FORMULA AND DERIVATION
Probability distribution:-
As stated above, a Bernoulli random variable takes the value 1 in case of a success, with probability p, and takes the value 0 in case of a failure, with probability \(q=1-p\ \). This can be written as follows:-
\(P\left(X=1\right)=p\ \) and \(\ P\left(X=0\right)=q\)
Therefore, the probability function can be written as follows:-
\[P\left(X=x\right)=p^xq^{\left(1-x\right)}\ for\ x=0,1\]
Mean:-
The mean or expected value for the Bernoulli distribution can be calculated from first principles as follows:-
\[E\left(X\right)=\mu =\sum{xP\left(X=x\right)}\]

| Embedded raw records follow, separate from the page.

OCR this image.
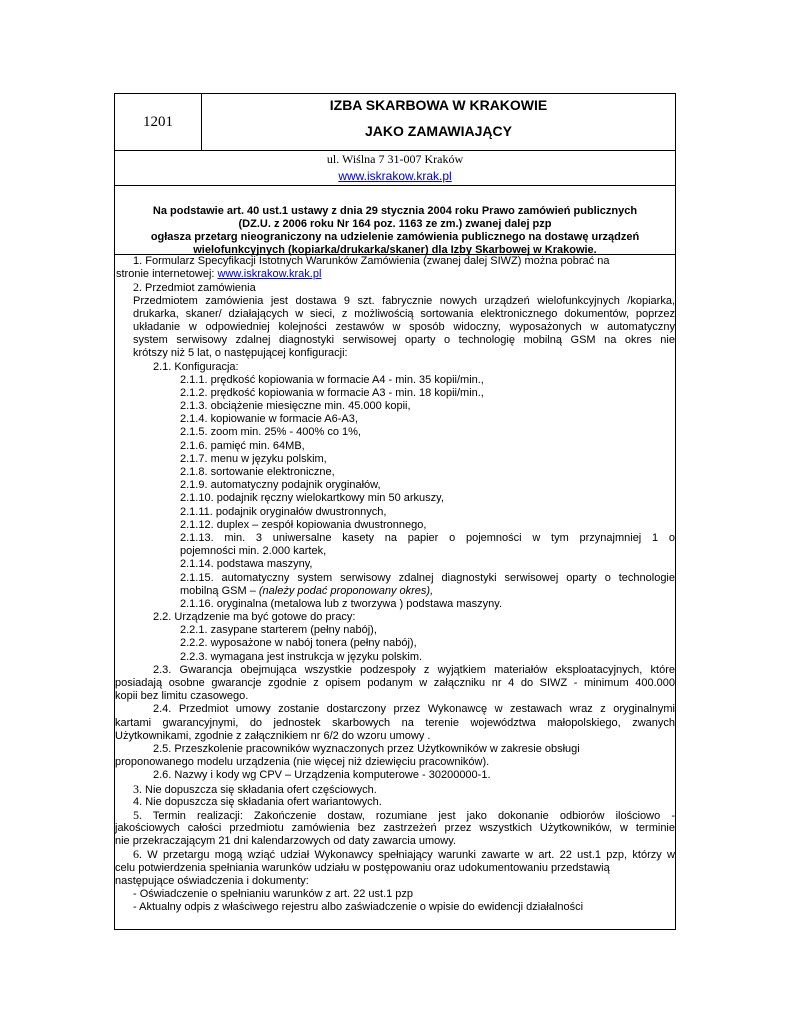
1201
IZBA SKARBOWA W KRAKOWIE
JAKO ZAMAWIAJĄCY
ul. Wiślna 7 31-007 Kraków
www.iskrakow.krak.pl
Na podstawie art. 40 ust.1 ustawy z dnia 29 stycznia 2004 roku Prawo zamówień publicznych
(DZ.U. z 2006 roku Nr 164 poz. 1163 ze zm.) zwanej dalej pzp
ogłasza przetarg nieograniczony na udzielenie zamówienia publicznego na dostawę urządzeń
wielofunkcyjnych (kopiarka/drukarka/skaner) dla Izby Skarbowej w Krakowie.
1. Formularz Specyfikacji Istotnych Warunków Zamówienia (zwanej dalej SIWZ) można pobrać na
stronie internetowej: www.iskrakow.krak.pl
2. Przedmiot zamówienia
Przedmiotem zamówienia jest dostawa 9 szt. fabrycznie nowych urządzeń wielofunkcyjnych /kopiarka,
drukarka, skaner/ działających w sieci, z możliwością sortowania elektronicznego dokumentów, poprzez
układanie w odpowiedniej kolejności zestawów w sposób widoczny, wyposażonych w automatyczny
system serwisowy zdalnej diagnostyki serwisowej oparty o technologię mobilną GSM na okres nie
krótszy niż 5 lat, o następującej konfiguracji:
2.1. Konfiguracja:
2.1.1. prędkość kopiowania w formacie A4 - min. 35 kopii/min.,
2.1.2. prędkość kopiowania w formacie A3 - min. 18 kopii/min.,
2.1.3. obciążenie miesięczne min. 45.000 kopii,
2.1.4. kopiowanie w formacie A6-A3,
2.1.5. zoom min. 25% - 400% co 1%,
2.1.6. pamięć min. 64MB,
2.1.7. menu w języku polskim,
2.1.8. sortowanie elektroniczne,
2.1.9. automatyczny podajnik oryginałów,
2.1.10. podajnik ręczny wielokartkowy min 50 arkuszy,
2.1.11. podajnik oryginałów dwustronnych,
2.1.12. duplex – zespół kopiowania dwustronnego,
2.1.13. min. 3 uniwersalne kasety na papier o pojemności w tym przynajmniej 1 o
pojemności min. 2.000 kartek,
2.1.14. podstawa maszyny,
2.1.15. automatyczny system serwisowy zdalnej diagnostyki serwisowej oparty o technologie
mobilną GSM – (należy podać proponowany okres),
2.1.16. oryginalna (metalowa lub z tworzywa ) podstawa maszyny.
2.2. Urządzenie ma być gotowe do pracy:
2.2.1. zasypane starterem (pełny nabój),
2.2.2. wyposażone w nabój tonera (pełny nabój),
2.2.3. wymagana jest instrukcja w języku polskim.
2.3. Gwarancja obejmująca wszystkie podzespoły z wyjątkiem materiałów eksploatacyjnych, które
posiadają osobne gwarancje zgodnie z opisem podanym w załączniku nr 4 do SIWZ - minimum 400.000
kopii bez limitu czasowego.
2.4. Przedmiot umowy zostanie dostarczony przez Wykonawcę w zestawach wraz z oryginalnymi
kartami gwarancyjnymi, do jednostek skarbowych na terenie województwa małopolskiego, zwanych
Użytkownikami, zgodnie z załącznikiem nr 6/2 do wzoru umowy .
2.5. Przeszkolenie pracowników wyznaczonych przez Użytkowników w zakresie obsługi
proponowanego modelu urządzenia (nie więcej niż dziewięciu pracowników).
2.6. Nazwy i kody wg CPV – Urządzenia komputerowe - 30200000-1.
3. Nie dopuszcza się składania ofert częściowych.
4. Nie dopuszcza się składania ofert wariantowych.
5. Termin realizacji: Zakończenie dostaw, rozumiane jest jako dokonanie odbiorów ilościowo -
jakościowych całości przedmiotu zamówienia bez zastrzeżeń przez wszystkich Użytkowników, w terminie
nie przekraczającym 21 dni kalendarzowych od daty zawarcia umowy.
6. W przetargu mogą wziąć udział Wykonawcy spełniający warunki zawarte w art. 22 ust.1 pzp, którzy w
celu potwierdzenia spełniania warunków udziału w postępowaniu oraz udokumentowaniu przedstawią
następujące oświadczenia i dokumenty:
- Oświadczenie o spełnianiu warunków z art. 22 ust.1 pzp
- Aktualny odpis z właściwego rejestru albo zaświadczenie o wpisie do ewidencji działalności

\[\mu =\left(0\times q\right)+\left(1\times p\right)\]
\[\mu =p\]
The mean of the Bernoulli distribution is simply the probability of success, p.
Variance:-
Variance of the Bernoulli distribution can be derived from first principles using the formula:
\(Var\left(X\right)=E\left[{\left(x-\mu \right)}^2\right]=\sum{{\left(x-\mu \right)}^2P\left(X=x\right)}\)
or, using a simpler formula:
\(Var\left(X\right)=E\left(X^2\right)-E^2\left(X\right)\)
\(E\left(X^2\right)\)can be calculated as follows:-
\[E\left(X^2\right)=\sum{x^2}P\left(X=x\right)\]
\[\ \ \ \ \ \ \ \ \ \ \ \ \ =\left(0^2\times q\right)+\left(1^2\times p\right)\]
\[\ \ \ \ \ \ \ \ \ \ \ \ \ =p\]
Substituting this into the formula for variance, we get:-
\[Var\left(X\right)={\sigma }^2=E\left(X^2\right)-E^2\left(X\right)\]
\[{\sigma }^2=p-p^2\]
\[\ \ \ =p\left(1-p\right)\]
\[\ \ \ =pq\]
Probability Generating Function(PGF):-
The PGF for a Bernoulli distribution is
\[G_X\left(t\right)=pt+q\]
Moment Generating Function(MGF):-
The MGF for a Bernoulli distribution is
\[M_X\left(t\right)={pe}^t+q\]
Cumulant Generating Function(CGF):-
The CGF for a uniform distribution is
\[C_X\left(t\right)={\mathrm{ln} \left({pe}^t+q\right)\ }\]
EXAMPLES
Example 1
There are four cards marked A, B, C and D. A gambler makes a bet that on drawing one of the four cards, he would get the card marked D.
In this case, getting the card marked D would be considered a success. The probability of success is nothing but the probability of getting card D, which is ¼.
Therefore,
\[p={1}/{4}=0.25\]
\[q=1-{1}/{4}={3}/{4}=0.75\]
The probability distribution can be written as follows:-
\(x\) |
\(P(X=x)\) |
\(0\) |
\(\frac{3}{4}=0.75\) |
\(1\) |
\(\frac{1}{4}=0.25\) |
Mean:-
\[E\left(X\right)=\mu =p=0.25\]
Variance:-
\[{\sigma }^2=pq=0.25\times 0.75=0.1875\]